When talking to my brother, i often just let him run his mouth. Its not worth trying to voice any opinions, he will either just try to keep going and talk over me, or stop and begin to talk shit about whatever i said. I tend to not say anything for so long that eventually i will start repeating back what he is telling me, but in my own words so he knows i am listening, just trying to be nice becasue i know he would be adgitated if he knew i wasnt listening. And he still ends up talking shit, saying that i am stupid and that all i ever do is repeat what he says.

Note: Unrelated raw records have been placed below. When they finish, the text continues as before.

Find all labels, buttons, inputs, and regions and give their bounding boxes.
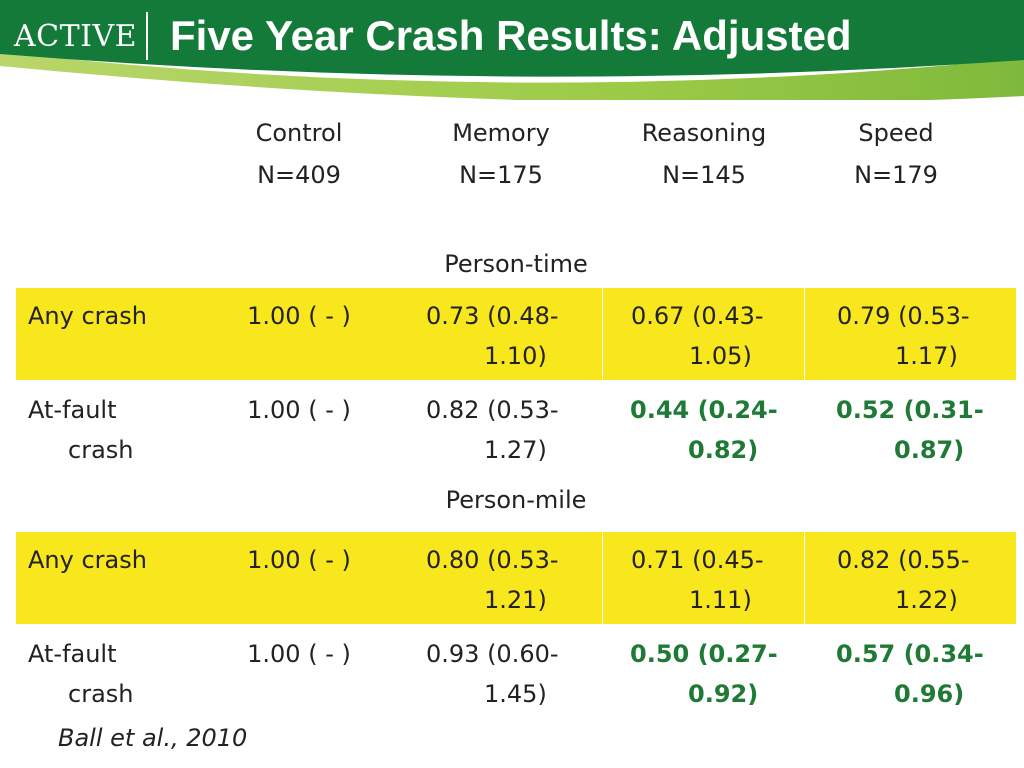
memory-value: 0.80 (0.53- 1.21) — [426, 546, 559, 614]
column-name: Reasoning — [641, 119, 767, 147]
column-name: Memory — [452, 119, 550, 147]
table-row: Any crash 1.00 ( - ) 0.73 (0.48- 1.10) 0… — [16, 288, 1016, 380]
row-label: At-fault crash — [28, 396, 134, 464]
logo-text: ACTIVE — [14, 18, 138, 54]
control-value: 1.00 ( - ) — [247, 640, 351, 668]
memory-value: 0.82 (0.53- 1.27) — [426, 396, 559, 464]
speed-value-significant: 0.52 (0.31- 0.87) — [836, 396, 984, 464]
slide-title: Five Year Crash Results: Adjusted — [170, 12, 852, 59]
logo-divider — [146, 12, 148, 60]
speed-value-significant: 0.57 (0.34- 0.96) — [836, 640, 984, 708]
control-value: 1.00 ( - ) — [247, 546, 351, 574]
column-n: N=409 — [257, 161, 341, 189]
column-n: N=179 — [854, 161, 938, 189]
reasoning-value-significant: 0.50 (0.27- 0.92) — [630, 640, 778, 708]
speed-value: 0.82 (0.55- 1.22) — [804, 532, 1016, 624]
column-header-memory: Memory N=175 — [428, 112, 574, 196]
citation: Ball et al., 2010 — [58, 724, 248, 752]
table-row: At-fault crash 1.00 ( - ) 0.93 (0.60- 1.… — [16, 626, 1016, 718]
section-label-person-time: Person-time — [444, 250, 588, 278]
column-n: N=175 — [459, 161, 543, 189]
row-label: At-fault crash — [28, 640, 134, 708]
reasoning-value-significant: 0.44 (0.24- 0.82) — [630, 396, 778, 464]
column-n: N=145 — [662, 161, 746, 189]
column-header-control: Control N=409 — [226, 112, 372, 196]
row-label: Any crash — [28, 302, 147, 330]
table-row: At-fault crash 1.00 ( - ) 0.82 (0.53- 1.… — [16, 382, 1016, 474]
reasoning-value: 0.67 (0.43- 1.05) — [602, 288, 804, 380]
reasoning-value: 0.71 (0.45- 1.11) — [602, 532, 804, 624]
row-label: Any crash — [28, 546, 147, 574]
header-banner — [0, 0, 1024, 100]
section-label-person-mile: Person-mile — [445, 486, 587, 514]
column-name: Speed — [858, 119, 934, 147]
memory-value: 0.73 (0.48- 1.10) — [426, 302, 559, 370]
column-name: Control — [255, 119, 343, 147]
active-logo: ACTIVE — [14, 14, 137, 58]
control-value: 1.00 ( - ) — [247, 302, 351, 330]
slide-header: ACTIVE Five Year Crash Results: Adjusted — [0, 0, 1024, 100]
column-header-reasoning: Reasoning N=145 — [624, 112, 784, 196]
memory-value: 0.93 (0.60- 1.45) — [426, 640, 559, 708]
table-row: Any crash 1.00 ( - ) 0.80 (0.53- 1.21) 0… — [16, 532, 1016, 624]
column-header-speed: Speed N=179 — [836, 112, 956, 196]
speed-value: 0.79 (0.53- 1.17) — [804, 288, 1016, 380]
control-value: 1.00 ( - ) — [247, 396, 351, 424]
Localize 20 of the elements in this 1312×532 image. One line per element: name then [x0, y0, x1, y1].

It is actually pretty shameful, when i stop and think about it sometimes, i realize just how inefficient INTJs really are. He plots and plans the same things over and over and over. He has been planning the same things since he was 13 or so, with little change in any of the plans. I sometimes wonder if he is an ISTJ like my mother, who also blathers on about the most meaningless day to day plans, but hers are more immediate, and his are a little more distant. I often think that if i put half as much time into constructive thought as him, i would get twice the result... but it is such a mindless seeming process that i cant even begin to focus on it. So i cant deny that an INTJ still has the upper hand in the game of life, but they have a pretty inefficient thought process, they lack deductive logic.